Les contrats à terme sur les taux d'intérêt ont immédiatement fortement relevé la probabilité d'une hausse. Après la publication de l'IPC, le marché a un moment porté la probabilité d'une hausse de 25 points de base lors de la réunion de la Fed des 15 et 16 septembre à environ 90 %, avant de refluer légèrement, pour s'établir actuellement autour de 85 %, nettement au-dessus des quelque 70 % avant la publication. Le marché a également commencé à intégrer une deuxième hausse dans l'année. La probabilité d'au moins une hausse cette année est passée de 94 % la veille à 97 %.

 

Le « Fed whisperer » décortique l'IPC : le taux annualisé de l'inflation de base ralentit, mais la tendance à court terme repart

Nick Timiraos, journaliste économique en chef du Wall Street Journal, surnommé le « Fed whisperer », a décortiqué ce rapport sur l'IPC sur les réseaux sociaux.

Il souligne que la hausse mensuelle non arrondie de l'IPC de base en août est de 0,29 %, soit un taux annualisé de 3,5 % ; le taux annualisé sur trois mois est passé de 1,6 % le mois précédent à 2 %, et celui sur six mois de 2,4 % à 2,6 %. Sur les douze derniers mois, la hausse en glissement annuel de l'IPC de base n'a que légèrement reculé, de 2,5 % à 2,4 %, une baisse très limitée.

Autrement dit, sur un horizon de douze mois, l'inflation de base continue de ralentir lentement ; mais sur les indicateurs à trois et six mois, plus révélateurs des tendances récentes, le processus de désinflation montre déjà des signes de stagnation, voire de rechute.

Timiraos note également que les prix des services de base hors logement ont augmenté de 0,51 % en glissement mensuel en août, leur plus forte hausse depuis janvier, et de 3 % en glissement annuel ; les prix des biens de base ont augmenté de 0,11 % en glissement mensuel et de 0,7 % en glissement annuel ; les prix du logement ont augmenté de 0,26 % en glissement mensuel et de 3 % en glissement annuel.

Toutefois, Timiraos attire particulièrement l'attention sur un « bruit » important dans les données d'août : les prix des services de téléphonie ont bondi de 5,4 % en un seul mois, leur plus forte hausse jamais enregistrée, contribuant à hauteur d'environ 0,10 point de pourcentage à l'IPC de base.

Brian McClard, directeur des investissements de Blue Trust, souligne que les prix des services de téléphonie ont globalement suivi une tendance déflationniste depuis une trentaine d'années, mais ont connu une hausse anormale en août. Timiraos répond que ce n'est pas seulement en août : cette composante avait déjà nettement soutenu l'IPC de base en juin.

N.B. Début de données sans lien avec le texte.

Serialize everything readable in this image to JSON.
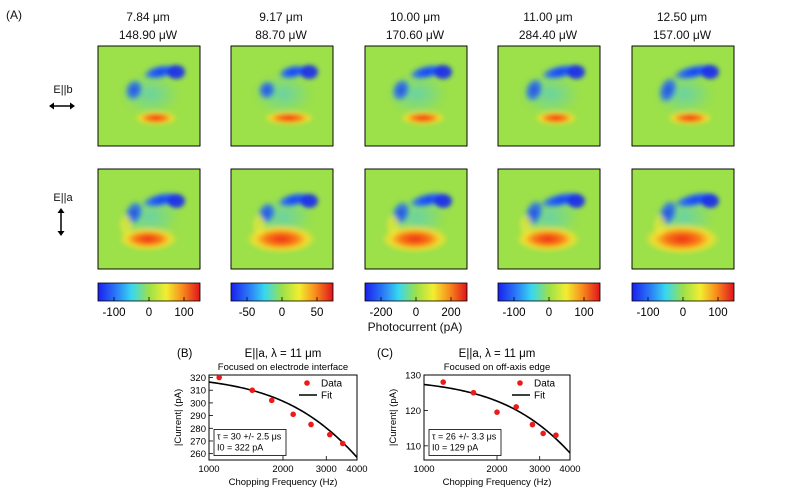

Par conséquent, le dépassement des attentes de l'IPC de base en août ne peut pas être simplement assimilé à une réaccélération généralisée de l'inflation sous-jacente aux États-Unis.

 

Le consensus de Wall Street évolue : pas forcément un dérapage de l'inflation, mais de quoi justifier une hausse en septembre

Malgré ces bruits, Wall Street est de plus en plus encline à penser que la Fed aura du mal à rester immobile la semaine prochaine.

Kathy Bostjancic, économiste en chef de Nationwide, estime que la remontée des prix du pétrole, de l'essence et du diesel fait craindre une transmission accrue des prix de l'énergie aux autres biens et services et une hausse des anticipations d'inflation ; elle a donc revu sa prévision et s'attend désormais à une hausse de la Fed la semaine prochaine.

Stephen Juneau, économiste senior chez Bank of America, considère pour sa part que les données d'août ne suffisent pas à elles seules à l'inquiéter davantage sur les perspectives d'inflation. La forte hausse des prix des services de téléphonie « est souvent du bruit et finira par s'inverser », mais cela n'empêche pas la Fed de relever ses taux la semaine prochaine.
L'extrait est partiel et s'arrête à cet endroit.